Way back in November, I promised to show how to optimize my final version of GetPrimes. Today, I give you the solution to the problem:

using System;
using System.Collections.Generic;
using System.Linq;
 
namespace Utility
{
	public static class EnumerableUtility
	{
		public static IList<T> ToLazyList<T>(this IEnumerable<T> list)
		{
			return new LazyList<T>(list);
		}

		private class LazyList<T> : IList<T>, IDisposable
		{
			public LazyList(IEnumerable<T> list)
			{
				_enumerator = list.GetEnumerator();
				_isFinished = false;
				_cached = new List<T>();
			} 

			public T this[int index]
			{
				get
				{
					if (index < 0)
						throw new ArgumentOutOfRangeException("index"); 
					while (_cached.Count <= index && !_isFinished)
						GetNext();
					return _cached[index];
				}
				set
				{
					throw new NotSupportedException();
				}
			}

			public int Count
			{
				get
				{
					Finish();
					return _cached.Count;
				}
			}

			public IEnumerator<T> GetEnumerator()
			{
				int current = 0;
				while (current < _cached.Count || !_isFinished)
				{
					if (current == _cached.Count)
						GetNext();
					if (current != _cached.Count)
						yield return _cached[current];
					current++;
				}
			}

			public void Dispose()
			{
				_enumerator.Dispose();
				_isFinished = true;
			}

			public int IndexOf(T item)
			{
				int result = _cached.IndexOf(item);
				while (result == -1 && !_isFinished)
				{
					GetNext();
					if (_cached.Last().Equals(item))
						result = _cached.Count - 1;
				}

				return result;
			}

			public void Insert(int index, T item)
			{
				throw new NotSupportedException();
			}

			public void RemoveAt(int index)
			{
				throw new NotSupportedException();
			}

			public void Add(T item)
			{
				throw new NotSupportedException();
			}

			public void Clear()
			{
				throw new NotSupportedException();
			}

			public bool Contains(T item)
			{
				return IndexOf(item) != -1;
			}

			public void CopyTo(T[] array, int arrayIndex)
			{
				foreach (var item in this)
					array[arrayIndex++] = item;
			}

			public bool IsReadOnly
			{
				get { return true; }
			}

			public bool Remove(T item)
			{
				throw new NotSupportedException();
			}

			System.Collections.IEnumerator System.Collections.IEnumerable.GetEnumerator()
			{
				return GetEnumerator();
			}

			private void GetNext()
			{
				if (!_isFinished)
				{
					if (_enumerator.MoveNext())
					{
						_cached.Add(_enumerator.Current);
					}
					else
					{
						_isFinished = true;
						_enumerator.Dispose();
					}
				}
			}

			private void Finish()
			{
				while (!_isFinished)
					GetNext();
			} 

			readonly List<T> _cached;
			readonly IEnumerator<T> _enumerator;
			bool _isFinished;
		}
	}
}

Essentially, what the above code does is to wrap an IEnumerable<T> in a layer that disguises it as an IList<T>. Any value that we evaluate is automatically cached for easy lookup later, but we also don't evaluate values until they are specifically demanded.

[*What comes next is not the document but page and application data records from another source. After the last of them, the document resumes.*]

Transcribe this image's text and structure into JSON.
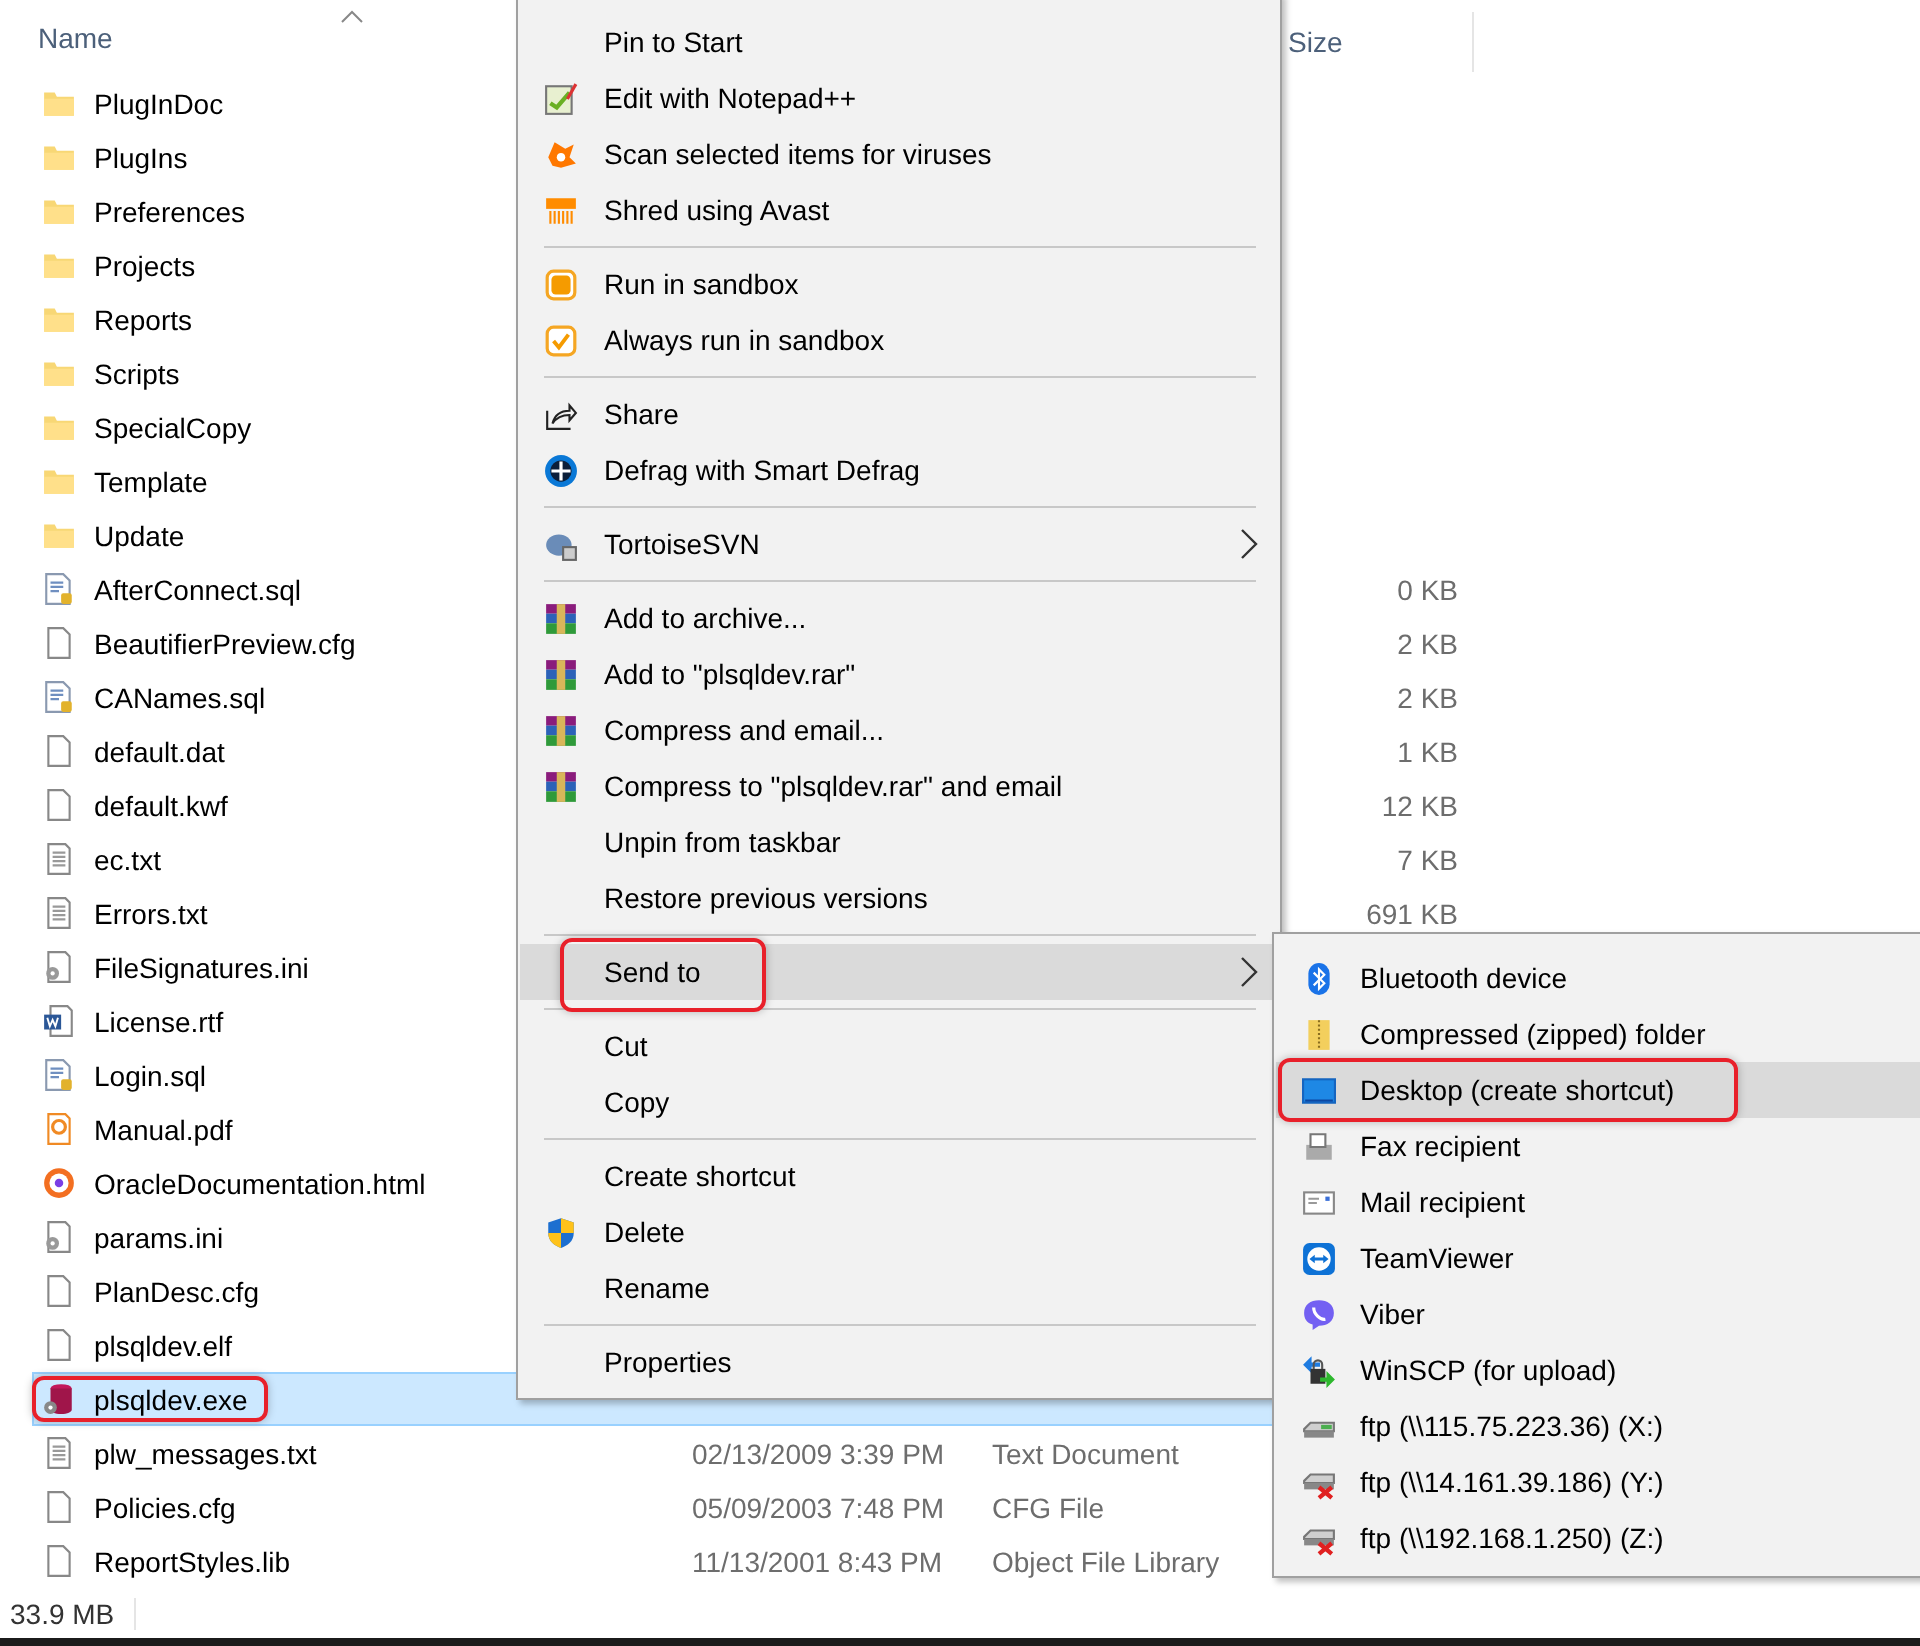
{
  "file_list": {
    "columns": [
      {
        "label": "Name",
        "sorted": true
      },
      {
        "label": "Size",
        "sorted": false
      }
    ],
    "rows": [
      {
        "name": "PlugInDoc",
        "kind": "folder",
        "selected": false,
        "annotated": false
      },
      {
        "name": "PlugIns",
        "kind": "folder",
        "selected": false,
        "annotated": false
      },
      {
        "name": "Preferences",
        "kind": "folder",
        "selected": false,
        "annotated": false
      },
      {
        "name": "Projects",
        "kind": "folder",
        "selected": false,
        "annotated": false
      },
      {
        "name": "Reports",
        "kind": "folder",
        "selected": false,
        "annotated": false
      },
      {
        "name": "Scripts",
        "kind": "folder",
        "selected": false,
        "annotated": false
      },
      {
        "name": "SpecialCopy",
        "kind": "folder",
        "selected": false,
        "annotated": false
      },
      {
        "name": "Template",
        "kind": "folder",
        "selected": false,
        "annotated": false
      },
      {
        "name": "Update",
        "kind": "folder",
        "selected": false,
        "annotated": false
      },
      {
        "name": "AfterConnect.sql",
        "kind": "sql",
        "size": "0 KB",
        "selected": false,
        "annotated": false
      },
      {
        "name": "BeautifierPreview.cfg",
        "kind": "file",
        "size": "2 KB",
        "selected": false,
        "annotated": false
      },
      {
        "name": "CANames.sql",
        "kind": "sql",
        "size": "2 KB",
        "selected": false,
        "annotated": false
      },
      {
        "name": "default.dat",
        "kind": "file",
        "size": "1 KB",
        "selected": false,
        "annotated": false
      },
      {
        "name": "default.kwf",
        "kind": "file",
        "size": "12 KB",
        "selected": false,
        "annotated": false
      },
      {
        "name": "ec.txt",
        "kind": "text",
        "size": "7 KB",
        "selected": false,
        "annotated": false
      },
      {
        "name": "Errors.txt",
        "kind": "text",
        "size": "691 KB",
        "selected": false,
        "annotated": false
      },
      {
        "name": "FileSignatures.ini",
        "kind": "ini",
        "selected": false,
        "annotated": false
      },
      {
        "name": "License.rtf",
        "kind": "word",
        "selected": false,
        "annotated": false
      },
      {
        "name": "Login.sql",
        "kind": "sql",
        "selected": false,
        "annotated": false
      },
      {
        "name": "Manual.pdf",
        "kind": "pdf",
        "selected": false,
        "annotated": false
      },
      {
        "name": "OracleDocumentation.html",
        "kind": "html",
        "selected": false,
        "annotated": false
      },
      {
        "name": "params.ini",
        "kind": "ini",
        "selected": false,
        "annotated": false
      },
      {
        "name": "PlanDesc.cfg",
        "kind": "file",
        "selected": false,
        "annotated": false
      },
      {
        "name": "plsqldev.elf",
        "kind": "file",
        "selected": false,
        "annotated": false
      },
      {
        "name": "plsqldev.exe",
        "kind": "exe",
        "selected": true,
        "annotated": true
      },
      {
        "name": "plw_messages.txt",
        "kind": "text",
        "date": "02/13/2009 3:39 PM",
        "type": "Text Document",
        "selected": false,
        "annotated": false
      },
      {
        "name": "Policies.cfg",
        "kind": "file",
        "date": "05/09/2003 7:48 PM",
        "type": "CFG File",
        "selected": false,
        "annotated": false
      },
      {
        "name": "ReportStyles.lib",
        "kind": "file",
        "date": "11/13/2001 8:43 PM",
        "type": "Object File Library",
        "selected": false,
        "annotated": false
      }
    ]
  },
  "context_menu": {
    "items": [
      {
        "kind": "item",
        "label": "Pin to Start"
      },
      {
        "kind": "item",
        "label": "Edit with Notepad++"
      },
      {
        "kind": "item",
        "label": "Scan selected items for viruses"
      },
      {
        "kind": "item",
        "label": "Shred using Avast"
      },
      {
        "kind": "separator"
      },
      {
        "kind": "item",
        "label": "Run in sandbox"
      },
      {
        "kind": "item",
        "label": "Always run in sandbox"
      },
      {
        "kind": "separator"
      },
      {
        "kind": "item",
        "label": "Share"
      },
      {
        "kind": "item",
        "label": "Defrag with Smart Defrag"
      },
      {
        "kind": "separator"
      },
      {
        "kind": "item",
        "label": "TortoiseSVN",
        "submenu": true
      },
      {
        "kind": "separator"
      },
      {
        "kind": "item",
        "label": "Add to archive..."
      },
      {
        "kind": "item",
        "label": "Add to \"plsqldev.rar\""
      },
      {
        "kind": "item",
        "label": "Compress and email..."
      },
      {
        "kind": "item",
        "label": "Compress to \"plsqldev.rar\" and email"
      },
      {
        "kind": "item",
        "label": "Unpin from taskbar"
      },
      {
        "kind": "item",
        "label": "Restore previous versions"
      },
      {
        "kind": "separator"
      },
      {
        "kind": "item",
        "label": "Send to",
        "submenu": true,
        "highlighted": true,
        "annotated": true
      },
      {
        "kind": "separator"
      },
      {
        "kind": "item",
        "label": "Cut"
      },
      {
        "kind": "item",
        "label": "Copy"
      },
      {
        "kind": "separator"
      },
      {
        "kind": "item",
        "label": "Create shortcut"
      },
      {
        "kind": "item",
        "label": "Delete"
      },
      {
        "kind": "item",
        "label": "Rename"
      },
      {
        "kind": "separator"
      },
      {
        "kind": "item",
        "label": "Properties"
      }
    ]
  },
  "send_to_menu": {
    "items": [
      {
        "label": "Bluetooth device",
        "highlighted": false,
        "annotated": false
      },
      {
        "label": "Compressed (zipped) folder",
        "highlighted": false,
        "annotated": false
      },
      {
        "label": "Desktop (create shortcut)",
        "highlighted": true,
        "annotated": true
      },
      {
        "label": "Fax recipient",
        "highlighted": false,
        "annotated": false
      },
      {
        "label": "Mail recipient",
        "highlighted": false,
        "annotated": false
      },
      {
        "label": "TeamViewer",
        "highlighted": false,
        "annotated": false
      },
      {
        "label": "Viber",
        "highlighted": false,
        "annotated": false
      },
      {
        "label": "WinSCP (for upload)",
        "highlighted": false,
        "annotated": false
      },
      {
        "label": "ftp (\\\\115.75.223.36) (X:)",
        "highlighted": false,
        "annotated": false
      },
      {
        "label": "ftp (\\\\14.161.39.186) (Y:)",
        "highlighted": false,
        "annotated": false
      },
      {
        "label": "ftp (\\\\192.168.1.250) (Z:)",
        "highlighted": false,
        "annotated": false
      }
    ]
  },
  "status_bar": {
    "text": "33.9 MB"
  }
}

The implication of this is that you no longer have to choose between caching all of your values up front and evaluating them lazily&emdash;you can have both with relatively little overhead.

Returning to our example of computing primes, if we simply replace this line:

primes = knownPrimes.Concat(computedPrimes)

With this one:

primes = knownPrimes.Concat(computedPrimes).ToLazyList();

Then everything is suddenly fine, and we can compute primes at a very rapid rate.